~ Written by Danielle N. Bilski ~
I will be the first one to admit that I have been distracted and relatively unmotivated over the last few months, in my writing and my life in general. For some reason I keep asking questions as I always do, however lately they keeping ending up being about what I am going to do about my career and my future.
On good days I can approach ‘My time with you’ with the clear intention to accept it as my career. On other days, which have become progressively more frequent, I tell myself that my writing isn’t and will never be enough to survive on. While I recognise its eternal positive effects on my spirit, which I know are priceless, there is an insecurity inside me that finds its way to the forefront despite my best efforts to over-ride it.
Many people define themselves by what they do, their occupation or social role. Over the last week or so I have realised that for some reason or another, I have never let myself be simply a writer. Society has defined me as a daughter, a sister, a granddaughter, a friend, a niece, a girlfriend, an employee. When it comes to my writing, I have always thought that there needed to be something else to legitimise it and if I was not getting paid to do it, it was necessary to support this passion with a supplementary income in order to survive. Why can’t I be simply a writer, without the fear that it is not enough.

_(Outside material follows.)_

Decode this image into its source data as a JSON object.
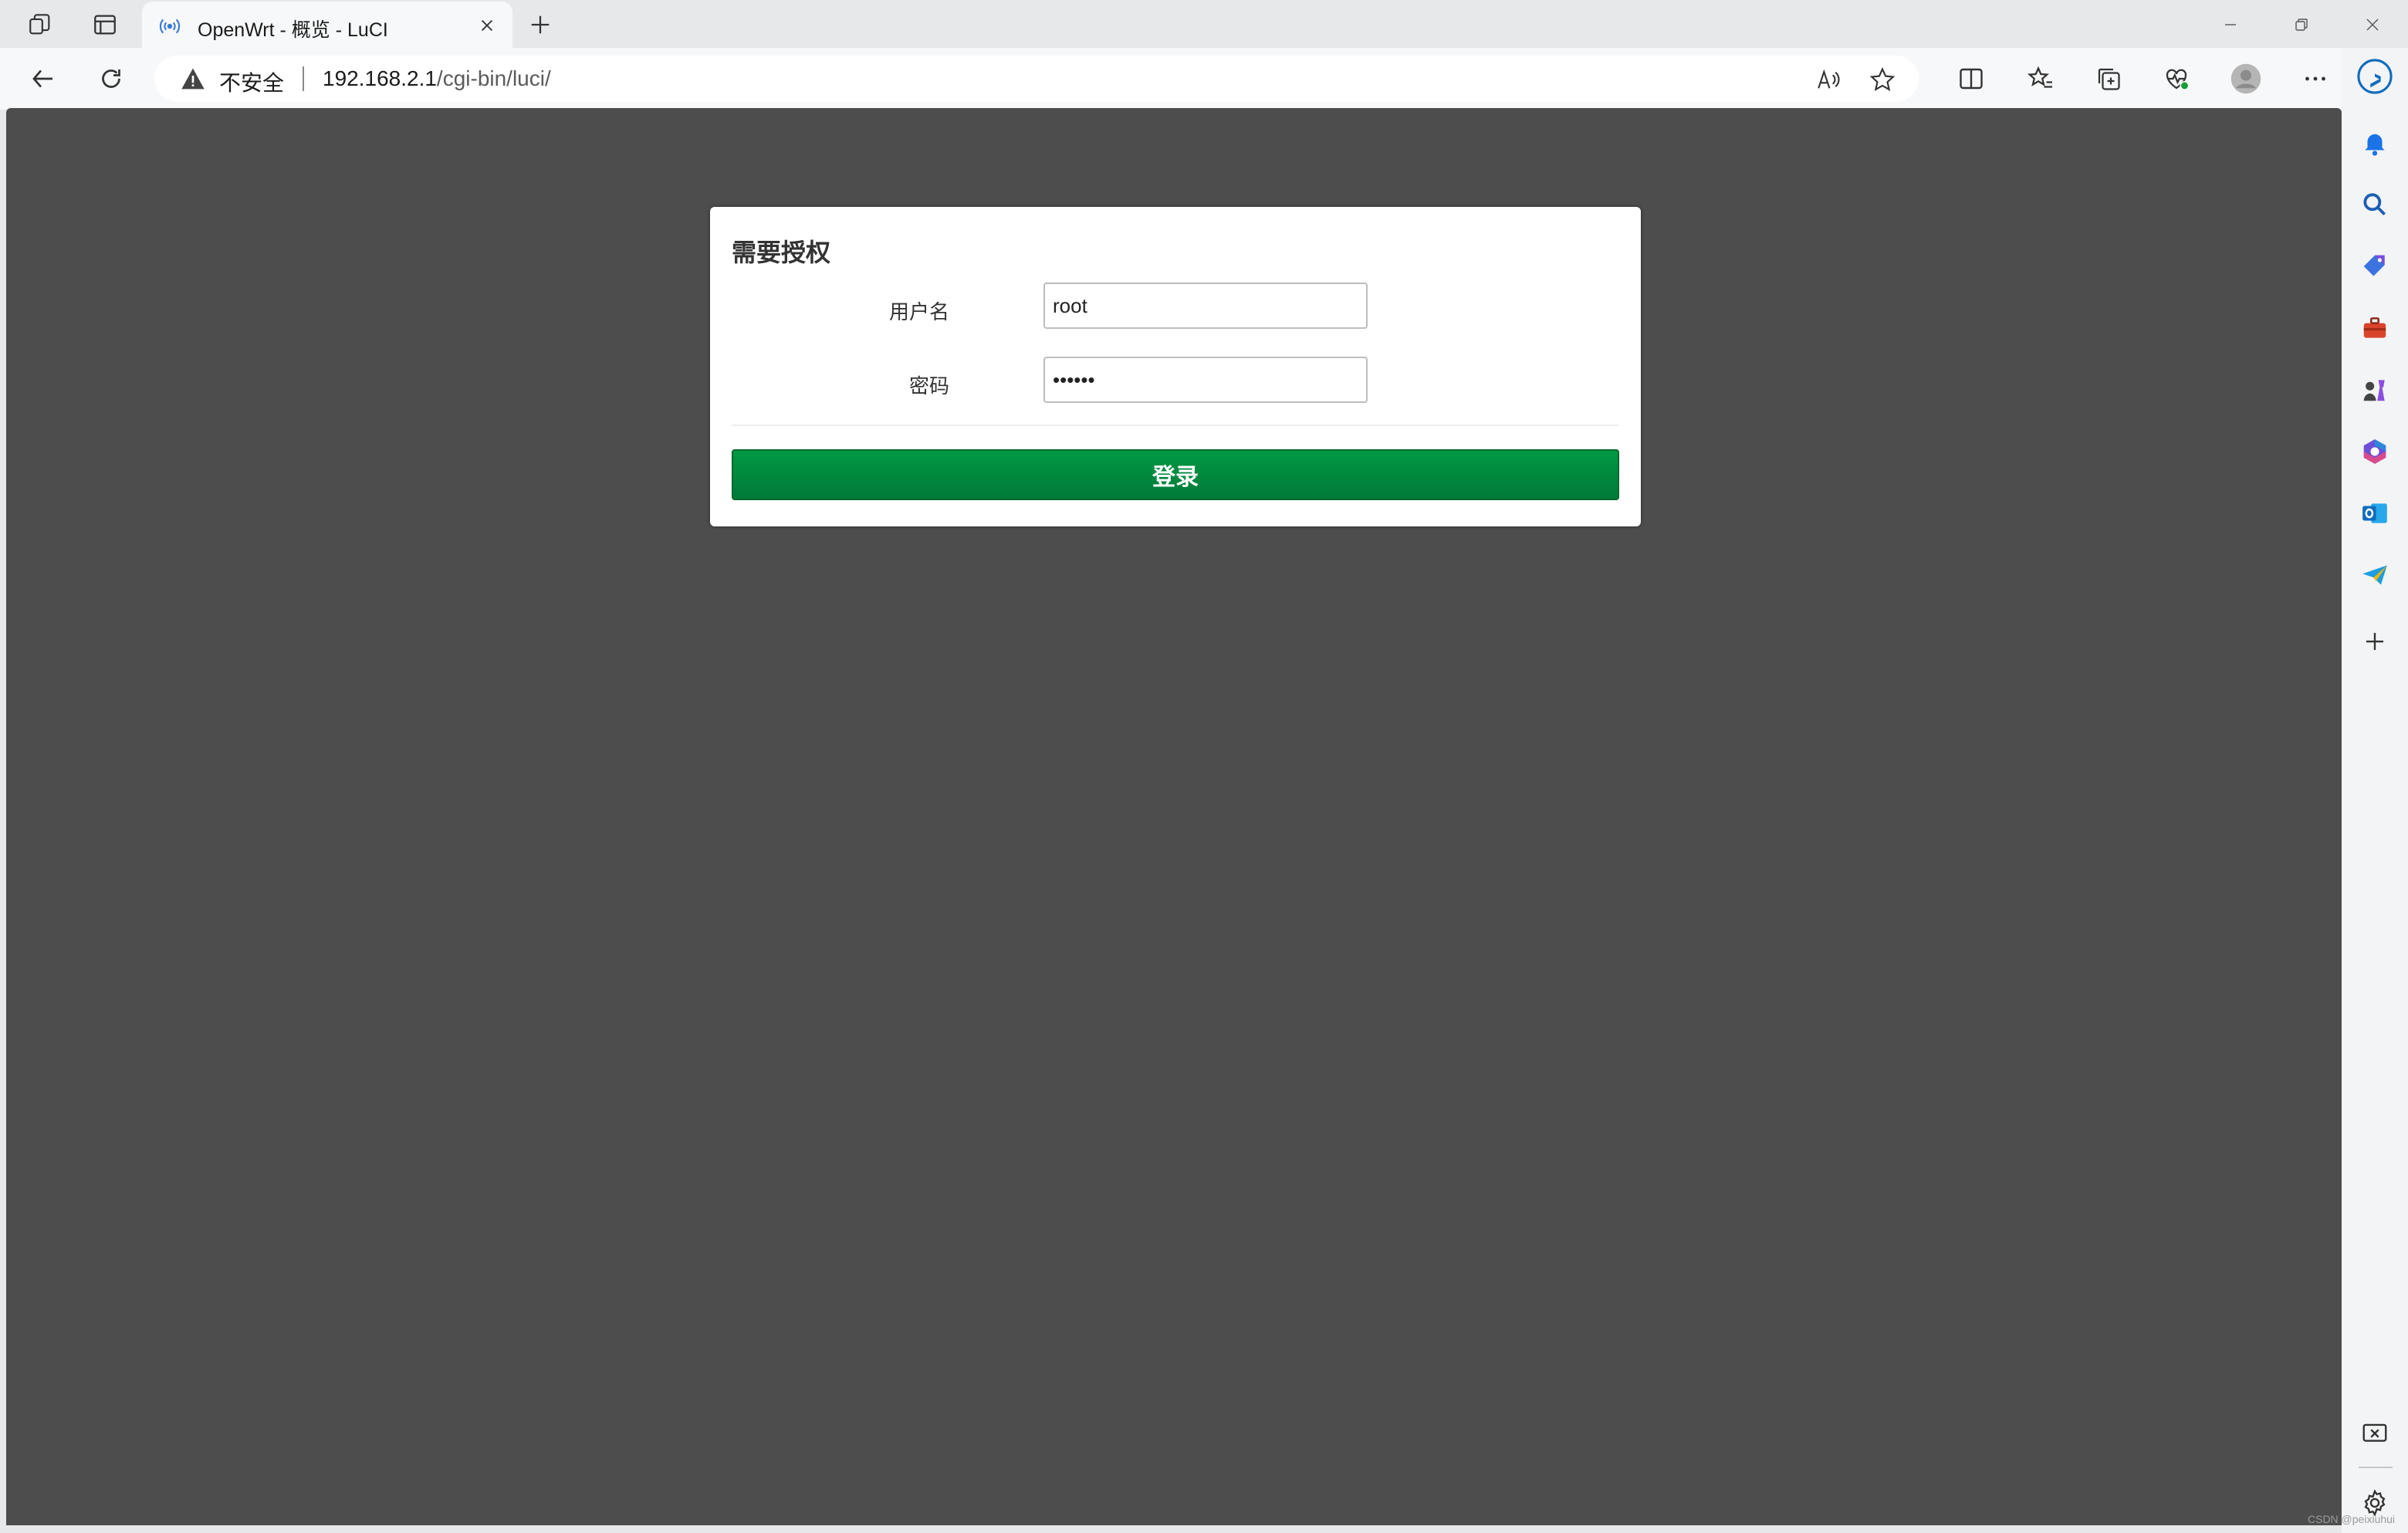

Of course I need to think of my future, to gain some financial independence and have a means to survive. The difficulty comes in the struggle to make my writing do that, the way any other job does. There is the in-between stage of proving that I can write and finding others who will employ me to do so on a freelance basis, to give me the flexibility to work on my own projects as ‘My time with you’ and pursue other passions and goals I have.
A few days ago, after spending the last few months considering my options (find a full-time job, go back and study, build up my freelance writing business) and months of applying for jobs and going for interviews to no avail, I enrolled in a Bachelor of Arts to major in Literature which I start at the end of August. I am also in the early stages of becoming a volunteer for a local humanitarian organisation, which I have been wanting to do for a while. I have been reading books about Buddhism and am trying to become a vegetarian which I feel I must point out are things that I have been researching and considering for years.
The last few months have taught me, if nothing else, to appreciate everything I have in my life and to begin making choices that feel most true to me, rather than what I think I should be doing for the approval of others or what I have come to accept as the way it should be. I love to learn and by giving myself the time to read more books, think more clearly and listen more to myself, I have discovered that it has been myself that I have had to define and prove myself to. I have had to legitimise my role as a writer to myself in order for others to accept it as fact. From now on I intend to treat novel writing as a job and dedicate regular, routine working hours to completing the manuscript. Now I will proceed with my other beliefs and passions with a level of conviction that I have not let myself experience in the past, or not for a long time.
The future is uncertain and every day is a new challenge, however if you are at peace with who you are and what you do, you are able to embrace every moment and learn from it, so that you can appreciate yourself and others in the most sincere and compassionate way.
The story is simply waiting for us to tell it. Seek the most authentic you, through all of the definitions that others try to attach to you.